Alisa hopped up like she’d just taken the best and most restful nap in the world.  “Wow!  I feel fantastic.  Ninazu is so sweet and caring…  Oh, look, he gave me a little friend,” she giggled, holding up her arm as a cobalt-scaled viper slithered out of her spirit to flick its tongue in his direction.  “Isn’t he cute?  I named him Sky!  I think I can heal a bit, too.”

“Helpful,” Adoncia congratulated, but her cheer dampened when the wine-haired personification shimmered into existence beside them.  “Did you three enjoy your reprieve because the empress decided to up the stakes, and I was kind enough to guide the little buggers to you.”

Adoncia hissed while pointing them across the field, where a horde of zombies and skeletons were running toward them at an alarming pace.  “Yup.  Typical, Apate.”

“This is not my doing,” the woman huffed, arms crossed under her bust.  “Your precious empress sent them running our way, and who happened to be in front of them at the time…  Me.  You should be thanking me for buying you more sleepy time.  Well, chop, chop.”

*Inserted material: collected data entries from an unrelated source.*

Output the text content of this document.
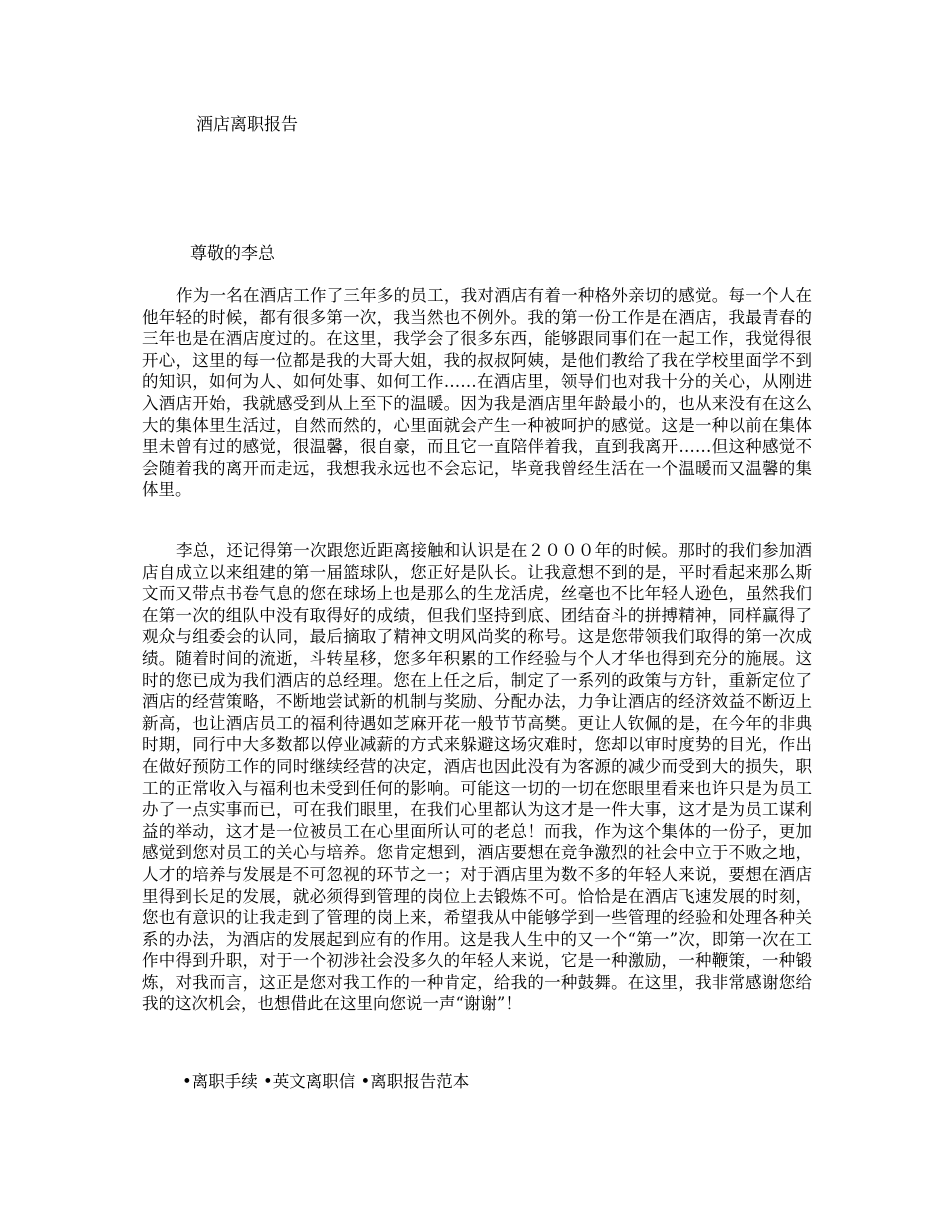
酒店离职报告

尊敬的李总

作为一名在酒店工作了三年多的员工，我对酒店有着一种格外亲切的感觉。每一个人在他年轻的时候，都有很多第一次，我当然也不例外。我的第一份工作是在酒店，我最青春的三年也是在酒店度过的。在这里，我学会了很多东西，能够跟同事们在一起工作，我觉得很开心，这里的每一位都是我的大哥大姐，我的叔叔阿姨，是他们教给了我在学校里面学不到的知识，如何为人、如何处事、如何工作……在酒店里，领导们也对我十分的关心，从刚进入酒店开始，我就感受到从上至下的温暖。因为我是酒店里年龄最小的，也从来没有在这么大的集体里生活过，自然而然的，心里面就会产生一种被呵护的感觉。这是一种以前在集体里未曾有过的感觉，很温馨，很自豪，而且它一直陪伴着我，直到我离开……但这种感觉不会随着我的离开而走远，我想我永远也不会忘记，毕竟我曾经生活在一个温暖而又温馨的集体里。

李总，还记得第一次跟您近距离接触和认识是在２０００年的时候。那时的我们参加酒店自成立以来组建的第一届篮球队，您正好是队长。让我意想不到的是，平时看起来那么斯文而又带点书卷气息的您在球场上也是那么的生龙活虎，丝毫也不比年轻人逊色，虽然我们在第一次的组队中没有取得好的成绩，但我们坚持到底、团结奋斗的拼搏精神，同样赢得了观众与组委会的认同，最后摘取了精神文明风尚奖的称号。这是您带领我们取得的第一次成绩。随着时间的流逝，斗转星移，您多年积累的工作经验与个人才华也得到充分的施展。这时的您已成为我们酒店的总经理。您在上任之后，制定了一系列的政策与方针，重新定位了酒店的经营策略，不断地尝试新的机制与奖励、分配办法，力争让酒店的经济效益不断迈上新高，也让酒店员工的福利待遇如芝麻开花一般节节高樊。更让人钦佩的是，在今年的非典时期，同行中大多数都以停业减薪的方式来躲避这场灾难时，您却以审时度势的目光，作出在做好预防工作的同时继续经营的决定，酒店也因此没有为客源的减少而受到大的损失，职工的正常收入与福利也未受到任何的影响。可能这一切的一切在您眼里看来也许只是为员工办了一点实事而已，可在我们眼里，在我们心里都认为这才是一件大事，这才是为员工谋利益的举动，这才是一位被员工在心里面所认可的老总！而我，作为这个集体的一份子，更加感觉到您对员工的关心与培养。您肯定想到，酒店要想在竞争激烈的社会中立于不败之地，人才的培养与发展是不可忽视的环节之一；对于酒店里为数不多的年轻人来说，要想在酒店里得到长足的发展，就必须得到管理的岗位上去锻炼不可。恰恰是在酒店飞速发展的时刻，您也有意识的让我走到了管理的岗上来，希望我从中能够学到一些管理的经验和处理各种关系的办法，为酒店的发展起到应有的作用。这是我人生中的又一个“第一”次，即第一次在工作中得到升职，对于一个初涉社会没多久的年轻人来说，它是一种激励，一种鞭策，一种锻炼，对我而言，这正是您对我工作的一种肯定，给我的一种鼓舞。在这里，我非常感谢您给我的这次机会，也想借此在这里向您说一声“谢谢”！

•离职手续 •英文离职信 •离职报告范本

She examined her left hand’s fingernails while pointing with her right toward the river.  “The runt got a healthy amount, too.  Will you backtrack to help her or leave her to fend for herself?  Hehe.  Isn’t the empress cruel, forcing you to go back for the dead weight?  Scared?”

Sal was a little surprised as Alisa giggled and shook her head.  “Not anymore.  You helped us a ton with all the jump scares and monsters, Apate.  We can handle some undead!  Ready, Sal, Adoncia?  Time to run!  Haha!”

He smiled as his girlfriend took his arm, guiding them in the direction Apate directed.  “I like the energy, babe, but are you sure you can keep up?”

“Totally!”  she returned with utter confidence as Adoncia joined them, leaving the confused trickster to swallow his girlfriend’s praising words.  “Ninazu and I focused on endurance over everything else!  We ran for so long, but the view was amazing—haha, I just couldn’t stop—you should see the Empress’ gardens!”

The initial shock from what was in his sister passing, Sal’s teeth flashed as they entered a sprint; it was so much easier than before, and if he was focusing, he could sense dozens of spiritual signatures around them that outlined the rest, and he guessed Valentina was in the direction they raced.

He’d taken his first step toward godhood, and the hardship of the last few days melted away in Alisa’s laughter.  She was right; this was all worth it.  “Alright, Babe, Sis, let’s outrun these fools and meet up with Valentina; our legend is just getting started!”